Intel Turbo Ratio Limit

Intel Turbo Ratio Limit regulates the Turbo Boost frequency of an Intel processor for a given number of active cores.

Intel processors usually have two types of CPU frequencies specified: the base frequency and the turbo frequency. The base frequency is also known as the “Maximum Non-Turbo Ratio” whereas the turbo frequency is usually referred to as the Turbo Ratio Limit.

The Turbo Ratio Limit is called a limit because it restricts the operating frequency rather than targets a frequency. Processors like the 14th gen Raptor Lake Refresh have an upper core frequency ratio of 120X. Without the ratio limit, the CPU would boost its frequency all the way to the maximum frequency. However, the Turbo Ratio Limit specifies an upper ceiling to the boost frequency.

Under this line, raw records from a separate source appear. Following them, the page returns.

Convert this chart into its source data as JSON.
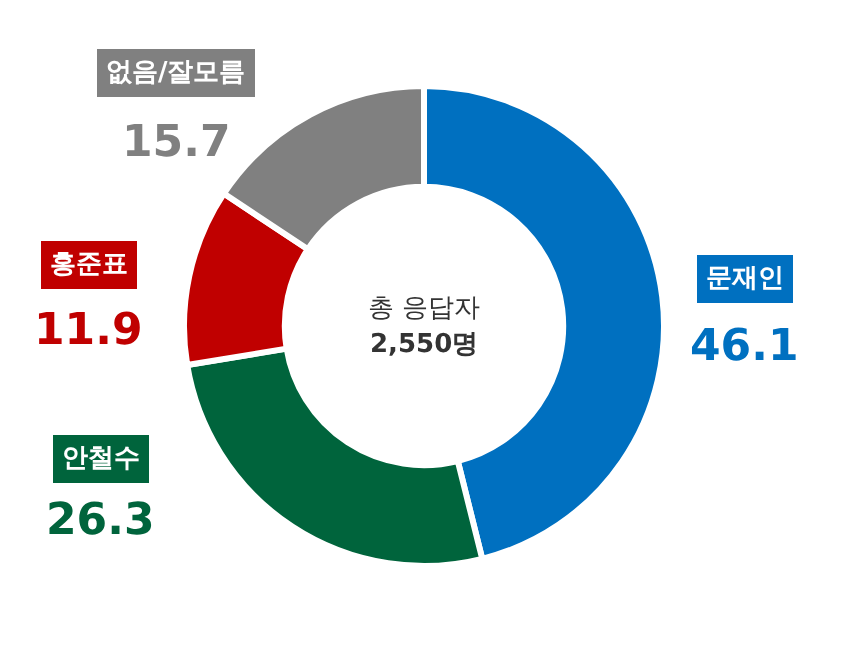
{
  "chart_data": {
    "type": "donut",
    "categories": [
      "문재인",
      "안철수",
      "홍준표",
      "없음/잘모름"
    ],
    "values": [
      46.1,
      26.3,
      11.9,
      15.7
    ],
    "colors": [
      "#0070c0",
      "#00643c",
      "#c00000",
      "#808080"
    ],
    "data_labels": true,
    "legend": false,
    "annotations": [
      "총 응답자",
      "2,550명"
    ]
  }
}
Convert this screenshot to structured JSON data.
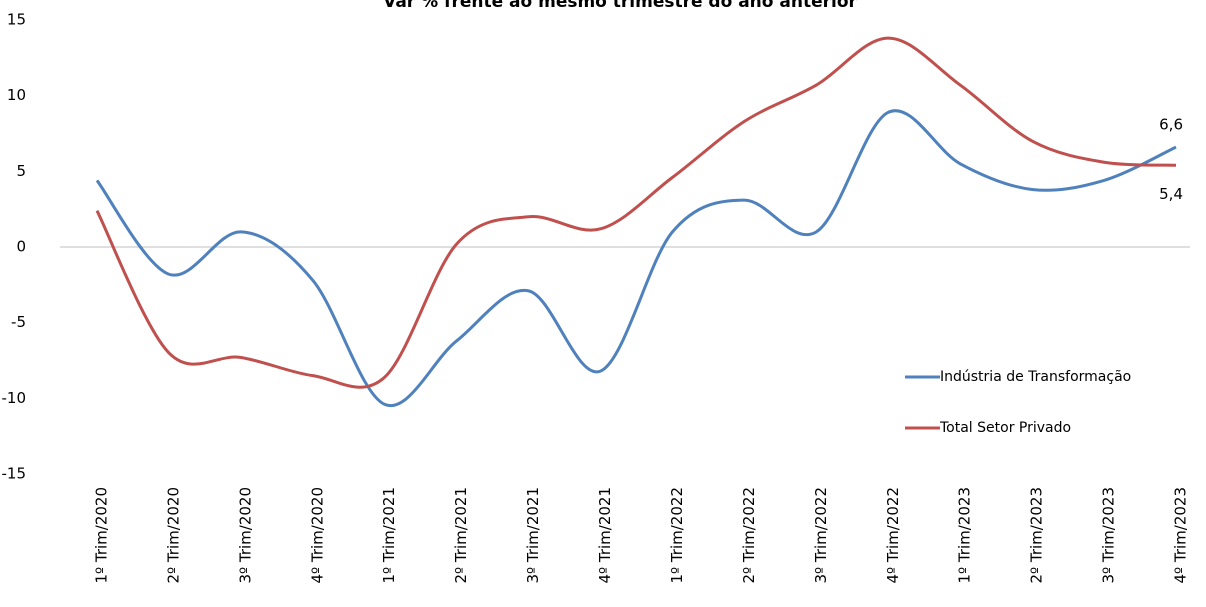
{
  "chart_data": {
    "type": "line",
    "title": "Var % frente ao mesmo trimestre do ano anterior",
    "categories": [
      "1º Trim/2020",
      "2º Trim/2020",
      "3º Trim/2020",
      "4º Trim/2020",
      "1º Trim/2021",
      "2º Trim/2021",
      "3º Trim/2021",
      "4º Trim/2021",
      "1º Trim/2022",
      "2º Trim/2022",
      "3º Trim/2022",
      "4º Trim/2022",
      "1º Trim/2023",
      "2º Trim/2023",
      "3º Trim/2023",
      "4º Trim/2023"
    ],
    "series": [
      {
        "name": "Indústria de Transformação",
        "color": "#4f81bd",
        "values": [
          4.4,
          -1.8,
          1.0,
          -2.2,
          -10.4,
          -6.2,
          -2.9,
          -8.2,
          1.0,
          3.1,
          1.0,
          8.9,
          5.5,
          3.8,
          4.4,
          6.6
        ],
        "value_labels": [
          null,
          null,
          null,
          null,
          null,
          null,
          null,
          null,
          null,
          null,
          null,
          null,
          null,
          null,
          null,
          "6,6"
        ]
      },
      {
        "name": "Total Setor Privado",
        "color": "#c0504d",
        "values": [
          2.4,
          -7.0,
          -7.3,
          -8.5,
          -8.6,
          0.2,
          2.0,
          1.2,
          4.6,
          8.3,
          10.7,
          13.8,
          10.7,
          7.0,
          5.6,
          5.4
        ],
        "value_labels": [
          null,
          null,
          null,
          null,
          null,
          null,
          null,
          null,
          null,
          null,
          null,
          null,
          null,
          null,
          null,
          "5,4"
        ]
      }
    ],
    "ylim": [
      -15,
      15
    ],
    "yticks": [
      15,
      10,
      5,
      0,
      -5,
      -10,
      -15
    ],
    "zero_line": true,
    "legend": "right"
  }
}
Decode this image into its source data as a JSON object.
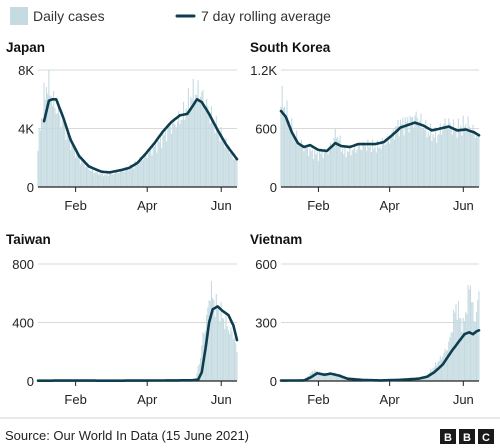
{
  "legend": {
    "daily_label": "Daily cases",
    "avg_label": "7 day rolling average"
  },
  "colors": {
    "bars": "#c5dbe1",
    "line": "#0e3d4f",
    "axis": "#222222",
    "grid": "#d9d9d9"
  },
  "footer": {
    "source": "Source: Our World In Data (15 June 2021)",
    "logo_letters": [
      "B",
      "B",
      "C"
    ]
  },
  "chart_data": [
    {
      "type": "area",
      "title": "Japan",
      "x_ticks": [
        "Feb",
        "Apr",
        "Jun"
      ],
      "y_ticks": [
        "0",
        "4K",
        "8K"
      ],
      "ylim": [
        0,
        8000
      ],
      "xlim": [
        "2021-01-01",
        "2021-06-14"
      ],
      "series": [
        {
          "name": "Daily cases",
          "style": "bars",
          "points": [
            [
              "2021-01-01",
              3000
            ],
            [
              "2021-01-06",
              6500
            ],
            [
              "2021-01-09",
              7800
            ],
            [
              "2021-01-14",
              6200
            ],
            [
              "2021-01-20",
              5000
            ],
            [
              "2021-01-27",
              3500
            ],
            [
              "2021-02-05",
              2000
            ],
            [
              "2021-02-14",
              1200
            ],
            [
              "2021-02-25",
              900
            ],
            [
              "2021-03-08",
              1100
            ],
            [
              "2021-03-20",
              1500
            ],
            [
              "2021-03-31",
              2300
            ],
            [
              "2021-04-10",
              3200
            ],
            [
              "2021-04-20",
              4400
            ],
            [
              "2021-04-30",
              5200
            ],
            [
              "2021-05-08",
              6800
            ],
            [
              "2021-05-15",
              7000
            ],
            [
              "2021-05-22",
              5600
            ],
            [
              "2021-06-01",
              3800
            ],
            [
              "2021-06-08",
              2700
            ],
            [
              "2021-06-14",
              1800
            ]
          ]
        },
        {
          "name": "7 day rolling average",
          "style": "line",
          "points": [
            [
              "2021-01-06",
              4500
            ],
            [
              "2021-01-10",
              5900
            ],
            [
              "2021-01-13",
              6000
            ],
            [
              "2021-01-16",
              6000
            ],
            [
              "2021-01-22",
              4700
            ],
            [
              "2021-01-28",
              3200
            ],
            [
              "2021-02-04",
              2100
            ],
            [
              "2021-02-12",
              1400
            ],
            [
              "2021-02-22",
              1050
            ],
            [
              "2021-03-01",
              1000
            ],
            [
              "2021-03-10",
              1150
            ],
            [
              "2021-03-17",
              1300
            ],
            [
              "2021-03-24",
              1650
            ],
            [
              "2021-03-31",
              2300
            ],
            [
              "2021-04-07",
              3000
            ],
            [
              "2021-04-14",
              3800
            ],
            [
              "2021-04-21",
              4450
            ],
            [
              "2021-04-28",
              4900
            ],
            [
              "2021-05-04",
              5000
            ],
            [
              "2021-05-09",
              5600
            ],
            [
              "2021-05-12",
              6000
            ],
            [
              "2021-05-16",
              5800
            ],
            [
              "2021-05-22",
              5000
            ],
            [
              "2021-05-29",
              3900
            ],
            [
              "2021-06-05",
              2900
            ],
            [
              "2021-06-14",
              1900
            ]
          ]
        }
      ]
    },
    {
      "type": "area",
      "title": "South Korea",
      "x_ticks": [
        "Feb",
        "Apr",
        "Jun"
      ],
      "y_ticks": [
        "0",
        "600",
        "1.2K"
      ],
      "ylim": [
        0,
        1200
      ],
      "xlim": [
        "2021-01-01",
        "2021-06-14"
      ],
      "series": [
        {
          "name": "Daily cases",
          "style": "bars",
          "points": [
            [
              "2021-01-01",
              1000
            ],
            [
              "2021-01-05",
              850
            ],
            [
              "2021-01-10",
              650
            ],
            [
              "2021-01-15",
              520
            ],
            [
              "2021-01-22",
              420
            ],
            [
              "2021-02-01",
              350
            ],
            [
              "2021-02-10",
              420
            ],
            [
              "2021-02-16",
              600
            ],
            [
              "2021-02-22",
              380
            ],
            [
              "2021-03-03",
              420
            ],
            [
              "2021-03-12",
              460
            ],
            [
              "2021-03-22",
              440
            ],
            [
              "2021-03-31",
              520
            ],
            [
              "2021-04-08",
              680
            ],
            [
              "2021-04-16",
              720
            ],
            [
              "2021-04-24",
              780
            ],
            [
              "2021-05-02",
              620
            ],
            [
              "2021-05-10",
              560
            ],
            [
              "2021-05-18",
              720
            ],
            [
              "2021-05-26",
              640
            ],
            [
              "2021-06-04",
              700
            ],
            [
              "2021-06-14",
              550
            ]
          ]
        },
        {
          "name": "7 day rolling average",
          "style": "line",
          "points": [
            [
              "2021-01-01",
              780
            ],
            [
              "2021-01-05",
              720
            ],
            [
              "2021-01-10",
              560
            ],
            [
              "2021-01-15",
              450
            ],
            [
              "2021-01-20",
              410
            ],
            [
              "2021-01-25",
              430
            ],
            [
              "2021-02-01",
              380
            ],
            [
              "2021-02-08",
              370
            ],
            [
              "2021-02-15",
              450
            ],
            [
              "2021-02-20",
              420
            ],
            [
              "2021-02-27",
              410
            ],
            [
              "2021-03-06",
              440
            ],
            [
              "2021-03-13",
              440
            ],
            [
              "2021-03-20",
              440
            ],
            [
              "2021-03-27",
              460
            ],
            [
              "2021-04-03",
              530
            ],
            [
              "2021-04-10",
              610
            ],
            [
              "2021-04-17",
              640
            ],
            [
              "2021-04-22",
              660
            ],
            [
              "2021-04-29",
              630
            ],
            [
              "2021-05-06",
              580
            ],
            [
              "2021-05-13",
              600
            ],
            [
              "2021-05-20",
              620
            ],
            [
              "2021-05-27",
              580
            ],
            [
              "2021-06-03",
              590
            ],
            [
              "2021-06-10",
              560
            ],
            [
              "2021-06-14",
              530
            ]
          ]
        }
      ]
    },
    {
      "type": "area",
      "title": "Taiwan",
      "x_ticks": [
        "Feb",
        "Apr",
        "Jun"
      ],
      "y_ticks": [
        "0",
        "400",
        "800"
      ],
      "ylim": [
        0,
        800
      ],
      "xlim": [
        "2021-01-01",
        "2021-06-14"
      ],
      "series": [
        {
          "name": "Daily cases",
          "style": "bars",
          "points": [
            [
              "2021-01-01",
              2
            ],
            [
              "2021-02-01",
              3
            ],
            [
              "2021-03-01",
              2
            ],
            [
              "2021-04-01",
              3
            ],
            [
              "2021-05-01",
              4
            ],
            [
              "2021-05-11",
              16
            ],
            [
              "2021-05-15",
              180
            ],
            [
              "2021-05-17",
              330
            ],
            [
              "2021-05-20",
              450
            ],
            [
              "2021-05-23",
              680
            ],
            [
              "2021-05-25",
              620
            ],
            [
              "2021-05-27",
              560
            ],
            [
              "2021-05-30",
              540
            ],
            [
              "2021-06-02",
              480
            ],
            [
              "2021-06-05",
              420
            ],
            [
              "2021-06-09",
              360
            ],
            [
              "2021-06-12",
              330
            ],
            [
              "2021-06-14",
              200
            ]
          ]
        },
        {
          "name": "7 day rolling average",
          "style": "line",
          "points": [
            [
              "2021-01-01",
              2
            ],
            [
              "2021-02-01",
              3
            ],
            [
              "2021-03-01",
              2
            ],
            [
              "2021-04-01",
              3
            ],
            [
              "2021-05-08",
              5
            ],
            [
              "2021-05-13",
              10
            ],
            [
              "2021-05-16",
              60
            ],
            [
              "2021-05-19",
              220
            ],
            [
              "2021-05-22",
              400
            ],
            [
              "2021-05-25",
              490
            ],
            [
              "2021-05-29",
              510
            ],
            [
              "2021-06-02",
              480
            ],
            [
              "2021-06-07",
              450
            ],
            [
              "2021-06-11",
              380
            ],
            [
              "2021-06-14",
              280
            ]
          ]
        }
      ]
    },
    {
      "type": "area",
      "title": "Vietnam",
      "x_ticks": [
        "Feb",
        "Apr",
        "Jun"
      ],
      "y_ticks": [
        "0",
        "300",
        "600"
      ],
      "ylim": [
        0,
        600
      ],
      "xlim": [
        "2021-01-01",
        "2021-06-14"
      ],
      "series": [
        {
          "name": "Daily cases",
          "style": "bars",
          "points": [
            [
              "2021-01-01",
              2
            ],
            [
              "2021-01-20",
              3
            ],
            [
              "2021-01-28",
              60
            ],
            [
              "2021-02-03",
              45
            ],
            [
              "2021-02-15",
              40
            ],
            [
              "2021-03-01",
              15
            ],
            [
              "2021-03-20",
              6
            ],
            [
              "2021-04-10",
              10
            ],
            [
              "2021-04-30",
              20
            ],
            [
              "2021-05-08",
              80
            ],
            [
              "2021-05-15",
              140
            ],
            [
              "2021-05-20",
              200
            ],
            [
              "2021-05-26",
              420
            ],
            [
              "2021-06-01",
              300
            ],
            [
              "2021-06-07",
              550
            ],
            [
              "2021-06-10",
              320
            ],
            [
              "2021-06-14",
              460
            ]
          ]
        },
        {
          "name": "7 day rolling average",
          "style": "line",
          "points": [
            [
              "2021-01-01",
              2
            ],
            [
              "2021-01-20",
              3
            ],
            [
              "2021-01-26",
              20
            ],
            [
              "2021-01-31",
              40
            ],
            [
              "2021-02-06",
              32
            ],
            [
              "2021-02-11",
              38
            ],
            [
              "2021-02-18",
              28
            ],
            [
              "2021-02-25",
              12
            ],
            [
              "2021-03-10",
              5
            ],
            [
              "2021-03-25",
              3
            ],
            [
              "2021-04-10",
              6
            ],
            [
              "2021-04-25",
              12
            ],
            [
              "2021-05-02",
              22
            ],
            [
              "2021-05-08",
              45
            ],
            [
              "2021-05-15",
              85
            ],
            [
              "2021-05-22",
              150
            ],
            [
              "2021-05-28",
              200
            ],
            [
              "2021-06-02",
              240
            ],
            [
              "2021-06-06",
              250
            ],
            [
              "2021-06-09",
              240
            ],
            [
              "2021-06-12",
              255
            ],
            [
              "2021-06-14",
              260
            ]
          ]
        }
      ]
    }
  ]
}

The tool is pretty flexible and can be programmed for various scenarios. The ratio limits are defined in the processor’s Machine Specific Registers (MSRs). Specifically, MSR 1ADh is used for the Turbo Ratio Limit configuration.

turbo ratio limit specification

The 1ADh MSR has 8 registers where two parameters can be defined.

  1. The Turbo Ratio Limit
  2. The number of active cores

For mainstream platforms where the top SKU has no more than 8 P-cores, like the Core i9-11980HK, these registers are configured from 1-active P-core to 8-active P-cores. However, on platforms with core counts beyond eight cores, we can configure each register by target Turbo Boost Ratio and the number of active cores.

Note that configuring the Turbo Ratios on an active-core count basis is not the same as configuring each core individually. When using Turbo Ratios, we determine an overclock according to CPU usage. For example, if a workload uses four cores, the CPU determines which cores should execute this workload and applies our set frequency to those cores.

The Turbo Ratio Limit configuration also has a couple of rules that must be followed:

  1. Each register must define by a target ratio and a number of active cores
  2. The minimum allowed ratio limit is the maximum non-turbo ratio plus 1
  3. The maximum allowed ratio limit is the maximum defined highest ratio (which can differ between architectures)
  4. The ratio limit a register must be equal to or lower than the ratio defined for the previous register
    • E.g. we cannot define 60X for up to 1 active core and 62X for up to 4 active cores.
  5. The core count of a register must be equal to or lower than the ratio defined for the previous register
    • E.g. we cannot definer register 1 to define the ratio for up to 5 active cores and register 2 to define the ratio for up to 2 active cores
  6. The last register must always define the ratio limit for the highest available active cores of the processor SKU.